Karate ist eine Kampfkunst, deren Ursprünge bis etwa 500 Jahre n. Chr. zurückreichen. Chinesische Mönche, die keine Waffen tragen durften, entwickelten aus gymnastischen Übungen eine spezielle Kampfkunst, mit der sie sich verteidigen konnten.

Diese Kampfkunst galt auch als Weg der Selbstfindung und Selbsterfahrung und Ihre fernöstliche Philosophie spiegelt sich auch heute im Karate-Do wieder. Übersetzt bedeutet KARATE-DO soviel wie „der Weg der leeren Hand“, was heißen soll, daß die Hand des Karateka (so wird der Karatekämpfer japanisch genannt) waffenlos ist.

Anfang dieses Jahrhunderts wurde innerhalb dieser Kampfkunst in Japan ein Kampfsport entwickelt, der die Philosophie der Weiterentwicklung des Charakters beinhaltet.

Nicht der Sieg über andere ist das eigendliche Ziel, sondern der Sieg über die eigenen Schwächen. Die Entfaltung der Persönlichkeit, Selbstbeherrschung und Konzentration sowie Achtung des Gegners haben oberste Priorität.

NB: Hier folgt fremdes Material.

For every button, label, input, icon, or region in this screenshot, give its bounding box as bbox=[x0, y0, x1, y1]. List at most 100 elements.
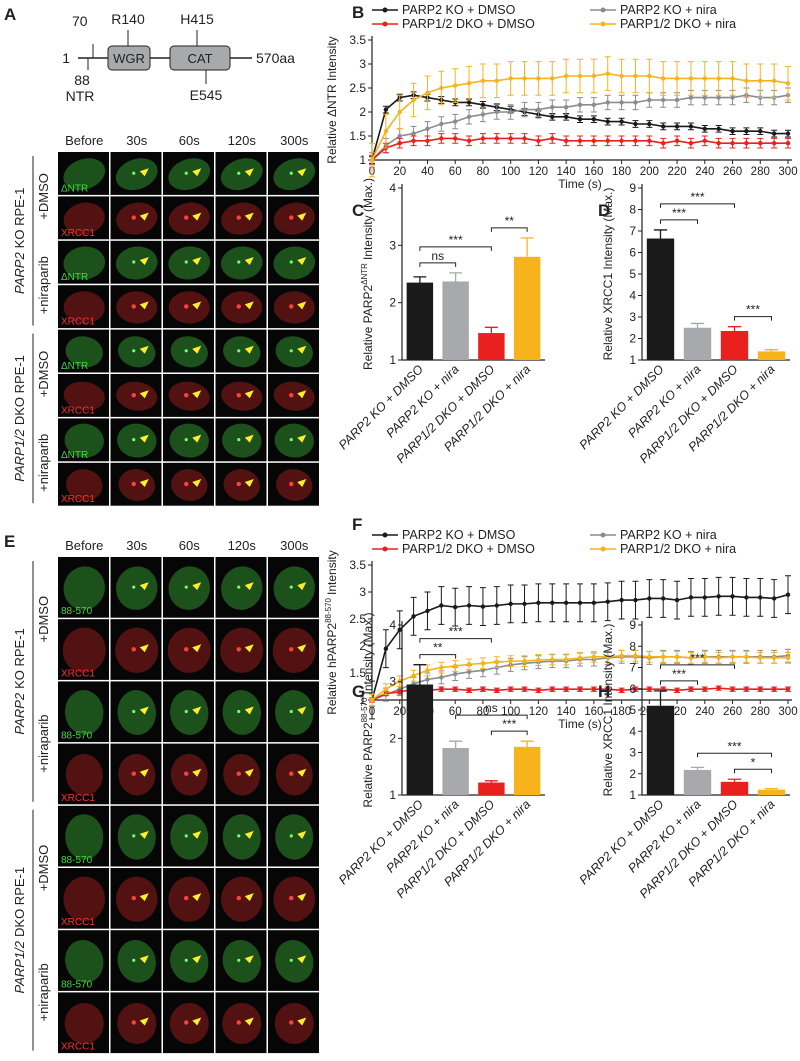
error-bar bbox=[764, 349, 779, 352]
arrowhead bbox=[297, 955, 307, 964]
arrowhead bbox=[297, 644, 307, 653]
damage-spot bbox=[237, 585, 241, 589]
data-point bbox=[688, 687, 694, 692]
arrowhead bbox=[139, 830, 149, 839]
data-point bbox=[466, 688, 472, 693]
data-point bbox=[439, 136, 444, 141]
bar bbox=[720, 781, 749, 795]
legend-label: PARP1/2 DKO + DMSO bbox=[402, 17, 535, 31]
data-point bbox=[716, 141, 721, 146]
group-label: PARP2 KO RPE-1 bbox=[12, 188, 27, 294]
channel-label: XRCC1 bbox=[61, 1042, 95, 1053]
panel-letter: A bbox=[4, 5, 16, 24]
data-point bbox=[744, 654, 749, 659]
arrowhead bbox=[139, 706, 149, 715]
arrowhead bbox=[297, 893, 307, 902]
data-point bbox=[577, 687, 583, 692]
data-point bbox=[688, 76, 694, 81]
data-point bbox=[466, 114, 472, 120]
data-point bbox=[439, 675, 444, 680]
legend-label: PARP1/2 DKO + nira bbox=[620, 17, 736, 31]
arrowhead bbox=[192, 390, 202, 399]
data-point bbox=[466, 603, 472, 608]
data-point bbox=[508, 601, 513, 607]
nucleus bbox=[168, 566, 210, 610]
panel-letter: F bbox=[352, 515, 362, 534]
damage-spot bbox=[236, 647, 241, 652]
data-point bbox=[661, 654, 666, 659]
x-tick-label: 220 bbox=[667, 166, 686, 178]
x-tick-label: 120 bbox=[529, 166, 548, 178]
x-tick-label: 300 bbox=[778, 706, 797, 718]
data-point bbox=[758, 129, 763, 134]
arrowhead bbox=[139, 955, 149, 964]
data-point bbox=[605, 654, 610, 659]
treatment-label: +DMSO bbox=[36, 351, 51, 398]
legend-marker bbox=[600, 21, 606, 27]
arrowhead bbox=[192, 1017, 202, 1026]
damage-spot bbox=[131, 481, 136, 487]
arrowhead bbox=[244, 893, 254, 902]
nucleus bbox=[116, 381, 158, 411]
y-tick-label: 4 bbox=[629, 289, 636, 303]
nucleus bbox=[223, 753, 261, 796]
data-point bbox=[494, 660, 499, 665]
damage-spot bbox=[184, 260, 188, 264]
column-header: 60s bbox=[179, 133, 200, 148]
data-point bbox=[619, 597, 624, 603]
damage-spot bbox=[131, 215, 136, 220]
x-axis-label: Time (s) bbox=[558, 717, 602, 731]
nucleus bbox=[117, 814, 156, 860]
data-point bbox=[633, 653, 638, 658]
nucleus bbox=[276, 469, 313, 501]
data-point bbox=[494, 603, 499, 608]
damage-spot bbox=[237, 171, 241, 175]
significance-bracket bbox=[660, 219, 698, 224]
y-tick-label: 7 bbox=[629, 224, 636, 238]
error-bar bbox=[449, 272, 463, 282]
legend-label: PARP1/2 DKO + nira bbox=[620, 542, 736, 556]
channel-label: XRCC1 bbox=[61, 917, 95, 928]
domain-box bbox=[169, 45, 231, 71]
significance-label: ** bbox=[433, 641, 443, 655]
data-point bbox=[771, 596, 777, 601]
nucleus bbox=[170, 690, 209, 735]
damage-spot bbox=[289, 958, 293, 962]
data-point bbox=[425, 138, 430, 143]
nucleus bbox=[274, 1003, 314, 1044]
bar bbox=[442, 747, 469, 795]
data-point bbox=[411, 131, 416, 136]
data-point bbox=[480, 102, 486, 108]
x-tick-label: 20 bbox=[393, 166, 406, 178]
nucleus bbox=[273, 246, 316, 280]
significance-label: *** bbox=[449, 233, 463, 247]
data-point bbox=[674, 597, 680, 603]
significance-bracket bbox=[660, 680, 698, 685]
data-point bbox=[605, 687, 610, 692]
data-point bbox=[494, 109, 499, 115]
data-point bbox=[536, 688, 541, 693]
data-point bbox=[744, 78, 749, 84]
data-point bbox=[674, 654, 680, 659]
data-point bbox=[716, 594, 721, 599]
data-point bbox=[563, 114, 569, 120]
y-tick-label: 1 bbox=[359, 153, 366, 167]
data-point bbox=[591, 117, 597, 122]
damage-spot bbox=[289, 709, 293, 714]
data-point bbox=[577, 655, 583, 661]
data-point bbox=[661, 76, 666, 81]
nucleus bbox=[66, 469, 103, 501]
damage-spot bbox=[236, 481, 241, 487]
bar bbox=[513, 256, 541, 360]
error-bar bbox=[764, 787, 779, 790]
panel-letter: G bbox=[352, 682, 365, 701]
data-point bbox=[577, 138, 583, 143]
data-point bbox=[563, 138, 569, 143]
data-point bbox=[633, 121, 638, 127]
nucleus bbox=[118, 753, 156, 796]
data-point bbox=[758, 655, 763, 661]
data-point bbox=[785, 131, 791, 136]
arrowhead bbox=[192, 644, 202, 653]
data-point bbox=[397, 141, 402, 146]
x-tick-label: 160 bbox=[584, 706, 603, 718]
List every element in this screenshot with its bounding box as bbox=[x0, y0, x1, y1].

Im Training und Wettkampf werden alle Techniken mit Fuß und Faust vor dem Auftreffen abgestoppt. Selbstdisziplin, Körperbeherrschung sowie Verantwortungsbewusstsein werden systematisch aufgebaut.

Aufgrund dieser vielseitigen Anforderungen an Körper und Geist ist KARATE ein idealer Ausgleich zum Alltagsstress.

Darüber hinaus werden Kraft, Ausdauer, Schnelligkeit und Beweglichkeit in hohem Maße trainiert, und durch Atem- und Konzentrationsübungen die Körperwahrnehmung geschult.

Karate ist aber auch traditionell eine erstklassige Selbstverteidigung mit welcher das Selbstbewusstsein und die Gelassenheit gefördert werden.

Ein hierarchisches Gürtelsystem beut das Leistungsvermögen Stufe für Stufe auf- KARATE ist dadurch eine Kampfkunst, die von Manschen aller Alterstufen erlernt werden kann.